Mauch gave me tough love. As the dregs of the near-miss 1964 team dragged toward the end of the decade with Rich Allen's myriad troubles the main focus, it became obvious No. 4 would soon be moving on. There was an infamous West Coast trip where Allen staged a sitdown strike where he was being fined huge amounts. A peace was finally negotiated by owner Bob Carpenter. The fines were reduced. But Mauch had been left out of the loop and felt his authority was badly compromised. On the next homestand, Gene's first wife, Nina Lee, his only real love besides baseball, was hospitalized in Los Angeles in 1968 with a serious illness. He flew home to be with her. While he was away, Carpenter and general manager John Quinn fired him. It was a cowardly act - "The coward does it with a kiss, the brave man with a sword," Oscar Wilde wrote of the duplicity of man.
Mauch resurfaced as manager of the 1969 expansion Expos. When Allen vanished during a 21-day suspension in 1969, I called Mauch in Montreal and asked how he would handle the situation. In one of those patented responses where a marvelous sound bite was always preceded by a pregnant pause, Mauch said, "I'd find him... I'd fine him... And I'd play him."
The Little General - his bearing was often Napoleonic - was a sound-bite machine before the term was invented.
Of longtime friend and future manager Alvin Dark, Mauch said (with a trace of sarcasm): "He's the kind of man we'd all like to be if we had the time."
After Allen severely dislocated a shoulder stealing a base in 1966: "The only one strong enough to hurt Richie Allen is Richie Allen."
When a visiting writer asked if a slumping Allen was having trouble with the high fastball, Mauch paused a full 30 seconds and replied: "No, the fast highball."
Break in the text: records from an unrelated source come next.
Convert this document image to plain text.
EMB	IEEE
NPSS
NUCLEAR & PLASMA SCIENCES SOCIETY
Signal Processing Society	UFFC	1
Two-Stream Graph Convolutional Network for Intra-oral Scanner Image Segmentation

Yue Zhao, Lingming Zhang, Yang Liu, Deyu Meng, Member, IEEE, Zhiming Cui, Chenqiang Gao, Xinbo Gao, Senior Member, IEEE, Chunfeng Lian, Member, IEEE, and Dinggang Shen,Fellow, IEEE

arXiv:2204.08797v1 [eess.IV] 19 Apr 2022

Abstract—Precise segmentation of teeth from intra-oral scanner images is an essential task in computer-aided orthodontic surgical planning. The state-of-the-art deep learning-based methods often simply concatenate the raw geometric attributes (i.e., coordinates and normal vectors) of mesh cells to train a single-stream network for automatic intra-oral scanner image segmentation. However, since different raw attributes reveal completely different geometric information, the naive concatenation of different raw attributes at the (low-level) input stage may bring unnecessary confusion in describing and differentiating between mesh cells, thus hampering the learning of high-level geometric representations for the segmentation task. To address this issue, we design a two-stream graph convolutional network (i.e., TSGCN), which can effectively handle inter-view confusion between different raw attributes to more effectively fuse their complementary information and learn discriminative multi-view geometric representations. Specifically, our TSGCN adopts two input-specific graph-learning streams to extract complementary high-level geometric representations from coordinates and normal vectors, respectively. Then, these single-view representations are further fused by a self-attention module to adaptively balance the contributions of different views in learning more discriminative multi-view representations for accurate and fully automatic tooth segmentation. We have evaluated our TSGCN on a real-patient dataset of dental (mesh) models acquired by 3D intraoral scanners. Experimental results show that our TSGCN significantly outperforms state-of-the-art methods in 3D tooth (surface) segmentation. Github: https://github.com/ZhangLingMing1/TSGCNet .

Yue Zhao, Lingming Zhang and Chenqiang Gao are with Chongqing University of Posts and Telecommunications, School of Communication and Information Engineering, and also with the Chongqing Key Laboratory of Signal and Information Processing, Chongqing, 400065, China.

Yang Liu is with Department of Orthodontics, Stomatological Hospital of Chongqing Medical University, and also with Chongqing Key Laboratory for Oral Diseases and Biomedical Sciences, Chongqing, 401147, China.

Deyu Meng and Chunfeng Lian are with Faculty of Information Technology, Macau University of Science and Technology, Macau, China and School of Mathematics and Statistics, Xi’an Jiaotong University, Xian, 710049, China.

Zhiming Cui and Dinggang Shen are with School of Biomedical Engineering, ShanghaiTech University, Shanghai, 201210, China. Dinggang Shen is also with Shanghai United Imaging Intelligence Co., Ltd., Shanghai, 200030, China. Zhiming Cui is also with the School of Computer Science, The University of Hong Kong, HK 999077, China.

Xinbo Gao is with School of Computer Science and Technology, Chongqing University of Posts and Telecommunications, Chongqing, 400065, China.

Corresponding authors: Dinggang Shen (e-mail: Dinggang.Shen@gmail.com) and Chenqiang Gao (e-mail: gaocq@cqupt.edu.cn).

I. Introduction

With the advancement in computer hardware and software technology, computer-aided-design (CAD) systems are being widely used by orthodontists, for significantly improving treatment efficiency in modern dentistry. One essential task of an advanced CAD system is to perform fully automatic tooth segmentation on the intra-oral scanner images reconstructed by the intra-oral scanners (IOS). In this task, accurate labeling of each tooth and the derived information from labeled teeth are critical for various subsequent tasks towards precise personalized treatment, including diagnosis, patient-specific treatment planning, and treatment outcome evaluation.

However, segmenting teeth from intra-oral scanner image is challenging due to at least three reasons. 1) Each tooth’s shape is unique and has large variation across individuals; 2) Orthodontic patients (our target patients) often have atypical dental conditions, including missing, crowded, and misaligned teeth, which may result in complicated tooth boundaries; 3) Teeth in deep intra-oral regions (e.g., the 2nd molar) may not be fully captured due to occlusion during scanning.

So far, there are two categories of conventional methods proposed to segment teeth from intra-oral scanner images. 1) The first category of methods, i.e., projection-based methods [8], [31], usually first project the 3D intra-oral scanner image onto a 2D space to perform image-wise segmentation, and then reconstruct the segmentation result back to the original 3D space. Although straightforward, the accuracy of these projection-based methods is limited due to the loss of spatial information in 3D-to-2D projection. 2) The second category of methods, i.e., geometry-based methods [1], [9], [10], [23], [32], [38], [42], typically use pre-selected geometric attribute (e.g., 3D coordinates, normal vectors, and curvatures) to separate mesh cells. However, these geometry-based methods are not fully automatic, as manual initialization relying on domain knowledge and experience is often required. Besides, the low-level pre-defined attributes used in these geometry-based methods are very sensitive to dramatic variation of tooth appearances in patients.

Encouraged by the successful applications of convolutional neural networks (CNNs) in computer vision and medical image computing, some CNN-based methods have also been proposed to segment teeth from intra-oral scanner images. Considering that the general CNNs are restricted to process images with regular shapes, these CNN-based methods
Explaining to former Daily News sports editor Larry Merchant why he stopped using relief ace Jack Baldschun in the 1964 stretch: "I could see the fear in his eyes."
Mauch was just 34 when John Quinn hired the young Triple A manager he had admired to manage the wretched 1960 Phillies. Whiz Kids manager Eddie Sawyer had come back, but threw up his hands after Opening Day. He left behind this immortal line: "I'm 49 years old and I want to live to be 50."
At his first press conference, Mauch surveyed a room filled with veteran media members and said this: "Nobody's going to outthink me between the white lines."
Umpires consulted him on the rules. Gene didn't invent the double-switch - you listening, Cholly? - but he turned it into an art form that enabled generations of managers stuck with rosters loaded with journeymen to put those players in the best possible situations.
You've probably noticed that catchers no longer venture into dugouts to catch pop fouls. After Mauch leveled Mets catcher Jerry Grote with a body block that dislodged him from the baseball, a rule was passed that fielders could not enter dugouts, but must be given room to make a catch if they reached in.
Not many people know this. Mauch did have one passion he permitted himself besides baseball, bridge, gin rummy and golf. As a teenager growing up in Los Angeles, Mauch spent many summer nights at the Balboa Beach Ballroom, home of big-band jazz giant Stan Kenton's orchestra. Mauch became a devoted fan of great female vocalist Anita O'Day.
After a game one day in Cincinnati, I was talking to third-base coach Don Hoak in the hotel lobby. Mauch went hurrying out the door, dressed to the nines.
"He's going to see Anita O'Day," said Hoak, himself married to pop-singing star Jill Corey. "She's performing 100 miles away and the first show starts at 9 o'clock."